The Children's Book - A. S. Byatt [57]
He liked collecting things. He had a bag of dead insects and a bag of special twigs and a bag of glass marbles, and a bag of personal pebbles, which were the collection he most loved. He knew them all, their knobs and smooth surfaces and rough places. Most of all he loved a piece of white limestone with a hole running through it, a self-bored stone he had found in the shrubbery. He would put it to his eye and say he could see things through it that were invisible. He said he saw little women trotting about on the draining board. He said he saw his mother’s hair full of spiders spinning long threads to make her a veil. He said he saw a mouse holding out a hank of gold thread on the ends of its tiny paws, for another mouse to wind into a golden ball.
There came a day when Mother Goose was particularly tired, and particularly sad, for she had received a letter in the post, and thought it might be news of her husband, but found that it was after all a forgotten coal bill. She was making pastry, to make a big pie for the children’s supper, with a little meat eked out with a lot of vegetables and herbs. It happened that the only child in the kitchen was Pig, as all the others were at school, or running errands, or playing with friends, or taking naps if they were little. Pig was playing with his marbles and pebbles, by the fender in front of the range. Mother Goose was suspicious because he was so quiet.
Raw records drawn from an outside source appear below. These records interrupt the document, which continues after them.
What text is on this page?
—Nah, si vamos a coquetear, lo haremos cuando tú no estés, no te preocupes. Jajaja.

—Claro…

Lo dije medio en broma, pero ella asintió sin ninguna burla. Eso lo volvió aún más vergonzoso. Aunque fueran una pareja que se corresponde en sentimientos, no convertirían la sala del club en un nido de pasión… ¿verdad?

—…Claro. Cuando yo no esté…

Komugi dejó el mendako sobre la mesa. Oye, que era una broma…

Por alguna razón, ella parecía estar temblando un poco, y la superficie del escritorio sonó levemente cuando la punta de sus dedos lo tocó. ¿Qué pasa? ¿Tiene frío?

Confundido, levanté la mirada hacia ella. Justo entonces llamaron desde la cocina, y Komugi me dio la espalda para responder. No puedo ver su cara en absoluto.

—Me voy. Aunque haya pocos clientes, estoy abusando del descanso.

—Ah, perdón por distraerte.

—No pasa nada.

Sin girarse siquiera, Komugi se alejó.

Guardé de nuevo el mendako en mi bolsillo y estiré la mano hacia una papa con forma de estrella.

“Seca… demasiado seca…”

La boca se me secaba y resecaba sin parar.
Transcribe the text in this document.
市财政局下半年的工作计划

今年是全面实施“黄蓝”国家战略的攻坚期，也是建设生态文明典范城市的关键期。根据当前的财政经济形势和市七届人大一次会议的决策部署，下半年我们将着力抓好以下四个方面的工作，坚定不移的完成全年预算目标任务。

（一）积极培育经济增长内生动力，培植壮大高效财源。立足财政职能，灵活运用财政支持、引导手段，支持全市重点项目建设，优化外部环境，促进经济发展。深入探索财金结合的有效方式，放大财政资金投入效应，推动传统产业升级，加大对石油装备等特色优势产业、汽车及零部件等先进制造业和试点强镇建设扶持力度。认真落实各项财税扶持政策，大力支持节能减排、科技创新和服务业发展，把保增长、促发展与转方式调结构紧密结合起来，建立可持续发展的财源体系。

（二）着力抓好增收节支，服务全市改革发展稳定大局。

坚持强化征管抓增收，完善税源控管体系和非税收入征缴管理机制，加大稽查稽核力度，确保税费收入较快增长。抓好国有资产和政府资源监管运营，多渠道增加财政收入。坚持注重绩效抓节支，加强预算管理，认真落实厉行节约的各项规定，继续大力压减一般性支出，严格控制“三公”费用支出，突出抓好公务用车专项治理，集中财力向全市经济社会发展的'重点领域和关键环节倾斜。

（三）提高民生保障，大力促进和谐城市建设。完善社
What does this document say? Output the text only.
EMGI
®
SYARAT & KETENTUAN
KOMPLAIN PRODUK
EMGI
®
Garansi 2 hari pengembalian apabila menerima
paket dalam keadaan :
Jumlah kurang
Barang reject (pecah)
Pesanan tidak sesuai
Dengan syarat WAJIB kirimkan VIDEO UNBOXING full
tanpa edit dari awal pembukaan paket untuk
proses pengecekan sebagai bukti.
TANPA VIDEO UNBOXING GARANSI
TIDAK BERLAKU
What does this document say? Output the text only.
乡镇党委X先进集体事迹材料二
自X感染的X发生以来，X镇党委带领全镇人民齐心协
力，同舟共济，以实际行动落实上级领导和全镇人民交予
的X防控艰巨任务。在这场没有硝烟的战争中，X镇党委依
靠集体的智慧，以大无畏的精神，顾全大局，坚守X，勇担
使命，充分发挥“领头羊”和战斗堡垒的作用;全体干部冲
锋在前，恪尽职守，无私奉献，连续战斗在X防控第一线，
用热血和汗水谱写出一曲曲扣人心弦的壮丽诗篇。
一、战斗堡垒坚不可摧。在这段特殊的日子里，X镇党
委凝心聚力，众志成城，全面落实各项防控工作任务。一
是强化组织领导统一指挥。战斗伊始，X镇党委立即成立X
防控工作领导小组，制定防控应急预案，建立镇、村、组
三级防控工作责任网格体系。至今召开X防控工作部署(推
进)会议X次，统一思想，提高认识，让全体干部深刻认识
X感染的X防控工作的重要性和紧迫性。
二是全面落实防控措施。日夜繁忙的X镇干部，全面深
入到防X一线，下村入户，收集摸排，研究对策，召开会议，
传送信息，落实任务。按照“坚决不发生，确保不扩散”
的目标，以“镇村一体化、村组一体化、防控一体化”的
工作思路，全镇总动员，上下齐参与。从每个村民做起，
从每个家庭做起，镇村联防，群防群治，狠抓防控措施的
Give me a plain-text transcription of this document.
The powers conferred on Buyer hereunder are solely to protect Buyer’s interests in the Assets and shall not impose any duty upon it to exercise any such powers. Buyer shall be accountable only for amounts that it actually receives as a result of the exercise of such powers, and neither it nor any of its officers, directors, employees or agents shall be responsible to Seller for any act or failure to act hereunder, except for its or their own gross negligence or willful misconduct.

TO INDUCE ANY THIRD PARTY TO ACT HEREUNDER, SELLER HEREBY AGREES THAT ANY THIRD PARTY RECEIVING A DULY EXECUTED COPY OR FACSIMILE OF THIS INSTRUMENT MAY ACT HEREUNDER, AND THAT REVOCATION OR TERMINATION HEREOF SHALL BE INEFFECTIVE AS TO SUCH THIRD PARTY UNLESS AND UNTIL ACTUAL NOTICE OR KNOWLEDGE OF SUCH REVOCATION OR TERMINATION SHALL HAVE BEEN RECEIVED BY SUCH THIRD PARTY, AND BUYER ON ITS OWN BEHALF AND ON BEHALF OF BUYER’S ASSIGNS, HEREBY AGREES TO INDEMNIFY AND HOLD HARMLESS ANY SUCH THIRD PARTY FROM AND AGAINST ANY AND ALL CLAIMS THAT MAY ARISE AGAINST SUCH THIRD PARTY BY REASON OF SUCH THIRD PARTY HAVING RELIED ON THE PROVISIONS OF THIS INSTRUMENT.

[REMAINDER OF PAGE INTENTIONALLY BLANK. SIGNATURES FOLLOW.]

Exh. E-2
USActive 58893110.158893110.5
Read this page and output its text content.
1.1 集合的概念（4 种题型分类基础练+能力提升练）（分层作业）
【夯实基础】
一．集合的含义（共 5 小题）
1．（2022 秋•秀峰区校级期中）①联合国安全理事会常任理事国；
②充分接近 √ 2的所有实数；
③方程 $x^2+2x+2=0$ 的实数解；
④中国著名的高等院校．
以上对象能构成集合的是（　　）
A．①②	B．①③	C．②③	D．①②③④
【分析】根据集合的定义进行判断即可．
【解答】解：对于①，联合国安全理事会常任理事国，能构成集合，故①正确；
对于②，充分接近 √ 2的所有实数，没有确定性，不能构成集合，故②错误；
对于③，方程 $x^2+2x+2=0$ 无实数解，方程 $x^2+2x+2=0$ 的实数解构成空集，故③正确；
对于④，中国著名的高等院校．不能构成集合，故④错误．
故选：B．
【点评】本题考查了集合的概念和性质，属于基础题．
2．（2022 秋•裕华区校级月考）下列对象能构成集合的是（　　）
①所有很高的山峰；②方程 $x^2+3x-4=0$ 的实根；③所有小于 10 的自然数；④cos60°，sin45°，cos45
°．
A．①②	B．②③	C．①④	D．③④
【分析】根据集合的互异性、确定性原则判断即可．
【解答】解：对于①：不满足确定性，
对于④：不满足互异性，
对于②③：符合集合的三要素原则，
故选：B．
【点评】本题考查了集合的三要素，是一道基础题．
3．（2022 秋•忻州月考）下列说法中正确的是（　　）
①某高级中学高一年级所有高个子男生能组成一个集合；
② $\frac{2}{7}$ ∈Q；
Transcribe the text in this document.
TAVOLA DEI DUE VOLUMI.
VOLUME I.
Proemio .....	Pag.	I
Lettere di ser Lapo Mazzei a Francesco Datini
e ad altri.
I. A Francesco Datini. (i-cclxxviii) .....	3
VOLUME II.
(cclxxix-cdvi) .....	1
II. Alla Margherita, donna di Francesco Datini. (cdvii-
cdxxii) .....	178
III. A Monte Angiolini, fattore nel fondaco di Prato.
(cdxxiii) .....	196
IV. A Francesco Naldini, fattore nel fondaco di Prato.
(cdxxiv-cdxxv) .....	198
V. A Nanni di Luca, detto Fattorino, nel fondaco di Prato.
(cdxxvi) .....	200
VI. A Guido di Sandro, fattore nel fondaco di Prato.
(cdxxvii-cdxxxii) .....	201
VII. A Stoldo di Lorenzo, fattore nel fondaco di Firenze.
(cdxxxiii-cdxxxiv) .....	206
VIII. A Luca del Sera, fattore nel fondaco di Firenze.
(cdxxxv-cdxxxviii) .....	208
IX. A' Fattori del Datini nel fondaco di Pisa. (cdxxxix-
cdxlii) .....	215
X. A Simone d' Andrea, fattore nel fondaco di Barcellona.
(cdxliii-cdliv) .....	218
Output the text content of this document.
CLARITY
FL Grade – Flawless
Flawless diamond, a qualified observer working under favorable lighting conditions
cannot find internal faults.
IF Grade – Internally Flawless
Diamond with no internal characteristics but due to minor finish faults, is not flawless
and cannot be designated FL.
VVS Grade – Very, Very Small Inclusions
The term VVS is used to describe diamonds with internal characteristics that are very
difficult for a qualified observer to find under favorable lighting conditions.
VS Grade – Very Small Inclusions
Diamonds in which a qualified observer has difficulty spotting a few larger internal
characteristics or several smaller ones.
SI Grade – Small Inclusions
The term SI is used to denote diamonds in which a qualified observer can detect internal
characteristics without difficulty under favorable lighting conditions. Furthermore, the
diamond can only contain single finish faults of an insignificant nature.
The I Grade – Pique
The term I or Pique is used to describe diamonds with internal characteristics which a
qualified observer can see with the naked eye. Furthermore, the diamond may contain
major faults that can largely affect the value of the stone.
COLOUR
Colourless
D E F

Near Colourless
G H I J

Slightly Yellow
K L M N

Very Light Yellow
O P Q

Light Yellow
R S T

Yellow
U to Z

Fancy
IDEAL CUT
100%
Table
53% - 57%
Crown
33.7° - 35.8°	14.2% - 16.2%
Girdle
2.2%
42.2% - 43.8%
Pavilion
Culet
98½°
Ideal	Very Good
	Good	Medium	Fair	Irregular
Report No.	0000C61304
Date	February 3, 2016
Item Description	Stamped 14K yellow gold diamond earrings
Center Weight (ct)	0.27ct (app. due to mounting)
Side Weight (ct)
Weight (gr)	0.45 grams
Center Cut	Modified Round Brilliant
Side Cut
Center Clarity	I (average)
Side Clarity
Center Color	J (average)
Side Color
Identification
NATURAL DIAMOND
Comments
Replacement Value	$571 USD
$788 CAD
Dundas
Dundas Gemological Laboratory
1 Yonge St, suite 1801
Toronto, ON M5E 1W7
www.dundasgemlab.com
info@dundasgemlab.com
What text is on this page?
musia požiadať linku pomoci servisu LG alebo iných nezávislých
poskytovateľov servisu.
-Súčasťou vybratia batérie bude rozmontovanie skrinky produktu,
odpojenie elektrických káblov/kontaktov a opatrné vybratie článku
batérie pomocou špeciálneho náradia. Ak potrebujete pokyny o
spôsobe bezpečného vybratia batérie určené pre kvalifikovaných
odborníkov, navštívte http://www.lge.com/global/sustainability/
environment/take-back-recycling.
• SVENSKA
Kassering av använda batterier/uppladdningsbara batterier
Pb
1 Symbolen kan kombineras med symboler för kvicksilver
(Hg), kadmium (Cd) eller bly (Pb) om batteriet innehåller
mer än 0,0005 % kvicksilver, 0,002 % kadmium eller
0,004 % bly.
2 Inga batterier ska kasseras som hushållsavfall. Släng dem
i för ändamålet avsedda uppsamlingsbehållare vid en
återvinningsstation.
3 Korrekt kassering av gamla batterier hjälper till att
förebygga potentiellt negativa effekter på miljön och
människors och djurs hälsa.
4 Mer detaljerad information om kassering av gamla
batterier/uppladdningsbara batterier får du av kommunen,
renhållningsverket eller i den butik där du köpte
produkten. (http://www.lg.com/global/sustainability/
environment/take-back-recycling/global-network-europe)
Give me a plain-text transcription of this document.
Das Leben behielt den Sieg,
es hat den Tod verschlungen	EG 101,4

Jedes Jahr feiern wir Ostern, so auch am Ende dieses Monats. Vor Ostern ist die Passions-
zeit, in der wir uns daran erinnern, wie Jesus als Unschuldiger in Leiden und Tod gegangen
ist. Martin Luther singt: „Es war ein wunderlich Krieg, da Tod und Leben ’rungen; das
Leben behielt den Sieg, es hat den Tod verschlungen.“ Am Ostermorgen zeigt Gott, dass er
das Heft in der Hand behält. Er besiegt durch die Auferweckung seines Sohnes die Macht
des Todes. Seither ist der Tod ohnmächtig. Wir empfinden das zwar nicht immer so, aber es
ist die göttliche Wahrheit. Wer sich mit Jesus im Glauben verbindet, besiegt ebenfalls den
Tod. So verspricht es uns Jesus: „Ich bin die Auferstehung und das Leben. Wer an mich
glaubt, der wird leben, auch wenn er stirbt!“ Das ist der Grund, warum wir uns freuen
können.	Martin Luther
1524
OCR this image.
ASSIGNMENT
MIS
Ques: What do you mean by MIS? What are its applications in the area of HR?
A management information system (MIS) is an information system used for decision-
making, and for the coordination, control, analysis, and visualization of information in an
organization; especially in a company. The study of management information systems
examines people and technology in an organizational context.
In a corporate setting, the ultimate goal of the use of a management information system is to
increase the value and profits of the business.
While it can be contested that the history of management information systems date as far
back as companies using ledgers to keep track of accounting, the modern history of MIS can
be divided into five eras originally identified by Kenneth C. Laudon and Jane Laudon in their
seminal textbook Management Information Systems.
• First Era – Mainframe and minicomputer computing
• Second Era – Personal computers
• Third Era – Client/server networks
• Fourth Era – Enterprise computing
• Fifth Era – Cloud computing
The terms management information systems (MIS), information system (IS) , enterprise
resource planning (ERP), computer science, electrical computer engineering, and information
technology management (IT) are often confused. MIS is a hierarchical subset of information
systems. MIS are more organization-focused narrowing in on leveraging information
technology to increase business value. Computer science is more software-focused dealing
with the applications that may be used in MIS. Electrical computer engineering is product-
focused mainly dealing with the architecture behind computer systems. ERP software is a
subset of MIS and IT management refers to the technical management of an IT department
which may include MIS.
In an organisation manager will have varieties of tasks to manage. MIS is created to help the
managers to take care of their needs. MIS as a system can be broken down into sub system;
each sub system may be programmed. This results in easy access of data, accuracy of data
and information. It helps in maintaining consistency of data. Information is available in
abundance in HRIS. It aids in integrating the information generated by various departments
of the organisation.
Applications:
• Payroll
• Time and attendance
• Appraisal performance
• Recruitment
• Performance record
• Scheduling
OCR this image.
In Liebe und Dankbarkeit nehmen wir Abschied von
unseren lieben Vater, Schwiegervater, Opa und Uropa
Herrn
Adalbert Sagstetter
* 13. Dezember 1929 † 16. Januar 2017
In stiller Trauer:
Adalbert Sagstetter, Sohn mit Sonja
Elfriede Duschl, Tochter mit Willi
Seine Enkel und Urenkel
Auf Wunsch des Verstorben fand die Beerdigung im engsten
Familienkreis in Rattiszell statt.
She knew she ought to be pleased that he was quietly playing, but she was unhappy, and she was right to be unhappy, of course. She sifted the flour and fat through her fingers, and heard a faint clicking sound. She said, without looking round, “What are you doing, little Pig?”
“Playing at marbles,” said Pig. “The marble army is fighting the pebble army. The marbles is quicker and the pebbles is thicker.”
“You mustn’t let them roll around the kitchen floor,” said Mother Goose. “It’s dangerous.”
Pig didn’t reply. She was always saying things were dangerous, and no harm had ever come to him. When she turned back to her flour he sent out an advance party of marbles, the little green and rose ones he called “punies,” and they scattered satisfactorily round the hearth. The pebbles had to go after them. They made a solid formation in a square, and then, click, clack, crunch, they flew into the punies, and there was mayhem. Pig sent out a platoon of brown marbles, in support of the little ones, and the pebbles responded with a furious assault.
Mother Goose turned round. She said “I told you not to let them roll on the floor,” and Pig was startled, and dropped the whole bag of marbles, which went every which way. He started to scramble away to hide behind the coal-scuttle, for he saw he would be smacked, and he ground his knee on a marble, which hurt, and caused him to see that it was a bit dangerous.
Mother Goose came across the kitchen, intending to grab Pig by the ear and spank him. But she slipped on a rolling clutch of marbles and pebbles, and fell with a crash, knocking over the pastry-bowl as she fell. Her hair came unpinned and she hit her head on a table-leg and hurt her cheek and blacked her eye. Her hair was full of flour and her cheek was bloody, and she glared at Pig, she did glare. Pig decided she looked funny. It was better than deciding she looked frightening, though in fact she did look a bit like a wild witch. He laughed.
“That’s enough,” said Mother Goose. She began to gather up the pebbles and marbles and throw them into the waste basket. Pig shouted “Don’t” and Mother Goose said
“I have had enough of you. Go out into the shrubbery and don’t come back.”
Pig felt that the whole kitchen was turning round and round like the coils of smoky glass inside the see-through glass of the big alm-marbles. He snatched at his self-bored stone—he couldn’t save any of the others—and scrambled to his feet, and ran out of the kitchen door. He pulled it shut after him as best he could—he wasn’t tall enough to reach the latch.